Along with the business, however, Paulo inherited some worn out equipment, which surely had seen better days. Paulo was sick and tired of making frequent phone calls to the service company for equipment repairs and maintenance work. As a result, the restaurant service quality was beginning to deteriorate and profits were being hurt. In particular, three ovens, a dishwasher, and a pasta machine needed to be replaced. The total cost of the equipment including delivery and installation was estimated to be $100,000, 3-year Modified Accelerated Cost Recovery schedule rates could be used to depreciate the equipment.

Now if were Papa Rossi at the helm, there would have been enough cash in the coffer to buy the equipment outright. However, under Paulo, the cash balance of the firm had shrunk miserable. The problem with Paulo was that unlike his father, he enjoyed a much more lavish lifestyle. The flashy sports car, penthouse, and boat were paid in full from business profits, leaving not much cash for business renovation and equipment replacement. On numerous occasions, Papa Rossi had tried to counsel his son on the benefits of being thrifty but to no avail. Young Paulo preferred to live for today.

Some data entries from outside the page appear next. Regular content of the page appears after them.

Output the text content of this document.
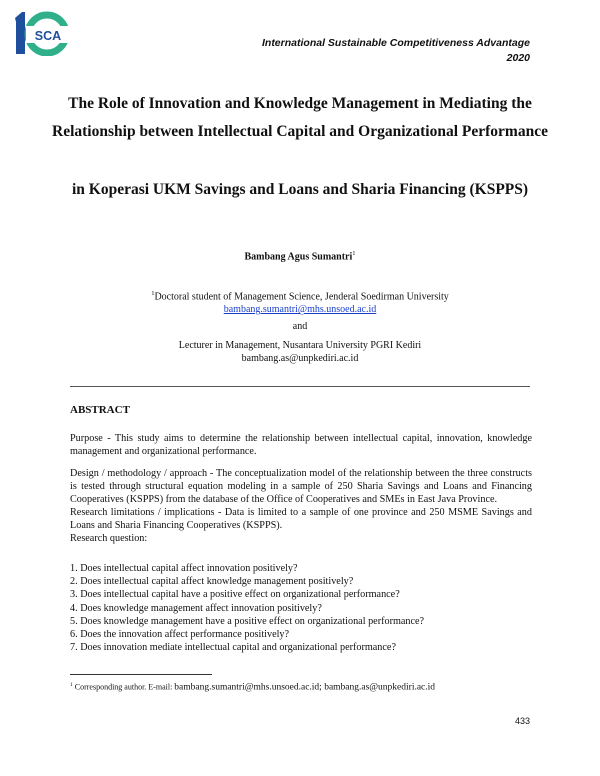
SCA	International Sustainable Competitiveness Advantage
2020
The Role of Innovation and Knowledge Management in Mediating the Relationship between Intellectual Capital and Organizational Performance
in Koperasi UKM Savings and Loans and Sharia Financing (KSPPS)
Bambang Agus Sumantri$^1$
$^1$Doctoral student of Management Science, Jenderal Soedirman University
bambang.sumantri@mhs.unsoed.ac.id
and
Lecturer in Management, Nusantara University PGRI Kediri
bambang.as@unpkediri.ac.id
ABSTRACT

Purpose - This study aims to determine the relationship between intellectual capital, innovation, knowledge management and organizational performance.

Design / methodology / approach - The conceptualization model of the relationship between the three constructs is tested through structural equation modeling in a sample of 250 Sharia Savings and Loans and Financing Cooperatives (KSPPS) from the database of the Office of Cooperatives and SMEs in East Java Province.

Research limitations / implications - Data is limited to a sample of one province and 250 MSME Savings and Loans and Sharia Financing Cooperatives (KSPPS).

Research question:

1. Does intellectual capital affect innovation positively?
2. Does intellectual capital affect knowledge management positively?
3. Does intellectual capital have a positive effect on organizational performance?
4. Does knowledge management affect innovation positively?
5. Does knowledge management have a positive effect on organizational performance?
6. Does the innovation affect performance positively?
7. Does innovation mediate intellectual capital and organizational performance?
$^1$ Corresponding author. E-mail: bambang.sumantri@mhs.unsoed.ac.id; bambang.as@unpkediri.ac.id
433
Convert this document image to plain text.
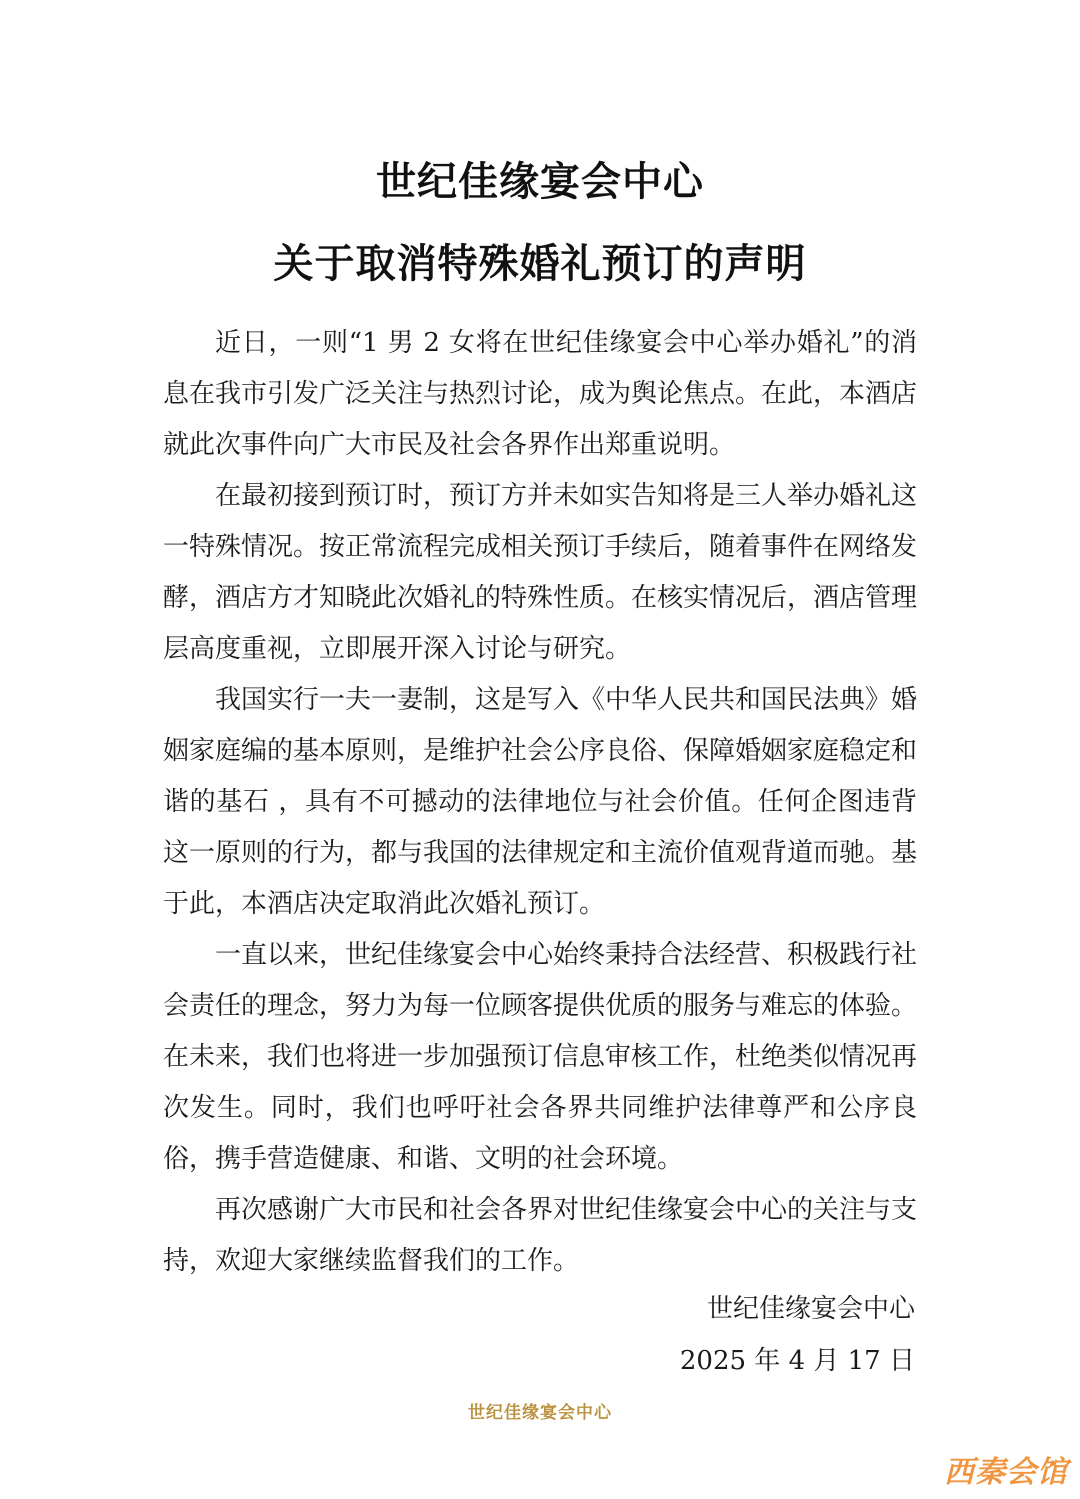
世纪佳缘宴会中心
关于取消特殊婚礼预订的声明

近日，一则“1 男 2 女将在世纪佳缘宴会中心举办婚礼”的消息在我市引发广泛关注与热烈讨论，成为舆论焦点。在此，本酒店就此次事件向广大市民及社会各界作出郑重说明。

在最初接到预订时，预订方并未如实告知将是三人举办婚礼这一特殊情况。按正常流程完成相关预订手续后，随着事件在网络发酵，酒店方才知晓此次婚礼的特殊性质。在核实情况后，酒店管理层高度重视，立即展开深入讨论与研究。

我国实行一夫一妻制，这是写入《中华人民共和国民法典》婚姻家庭编的基本原则，是维护社会公序良俗、保障婚姻家庭稳定和谐的基石 ，具有不可撼动的法律地位与社会价值。任何企图违背这一原则的行为，都与我国的法律规定和主流价值观背道而驰。基于此，本酒店决定取消此次婚礼预订。

一直以来，世纪佳缘宴会中心始终秉持合法经营、积极践行社会责任的理念，努力为每一位顾客提供优质的服务与难忘的体验。在未来，我们也将进一步加强预订信息审核工作，杜绝类似情况再次发生。同时，我们也呼吁社会各界共同维护法律尊严和公序良俗，携手营造健康、和谐、文明的社会环境。

再次感谢广大市民和社会各界对世纪佳缘宴会中心的关注与支持，欢迎大家继续监督我们的工作。

世纪佳缘宴会中心
2025 年 4 月 17 日
世纪佳缘宴会中心
西秦会馆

Thanks to Papa Rossis conservative ways the credit rating of the restaurant had been exemplary. The money for the equipment could be easily borrowed from their bank at a rate of 10% per year over a 5-year term. However, Paulo had heard from his business colleague that in some cases it is better to lease than to buy. Many of his colleagues claimed that they were already enjoying significant benefits as a result of having leased business assets.

After checking around and calling various leasing companies, Paulo found that he could lease the needed equipment and appliances from AAA Leasing Company for an annual lease payment of $25,000 over a 5- year term, payable at the end of each year. Maintenance costs would be covered by the annual lease payment. If purchased, maintenance costs on the new equipment were estimated to be $2,000 per year which are payable at the end of each year and fully tax-deductible.

Paulo, being fully aware of his fathers dislike for debt, was seriously thinking about leasing the equipment. However, not being fully conversant with all the pros and cons of leasing versus borrowing and buying, there were a number of questions that Paulo needed to answer for. Above all, he was curious about AAA Leasing Companys main slogan, which read Why buy it if you can lease it?

Calculate the net advantage to leasing (NAL) the restaurant equipment. It is assumed that old equipment would have a salvage value of $30,000 after 5 years. The restaurants tax rate is estimated to be 40%.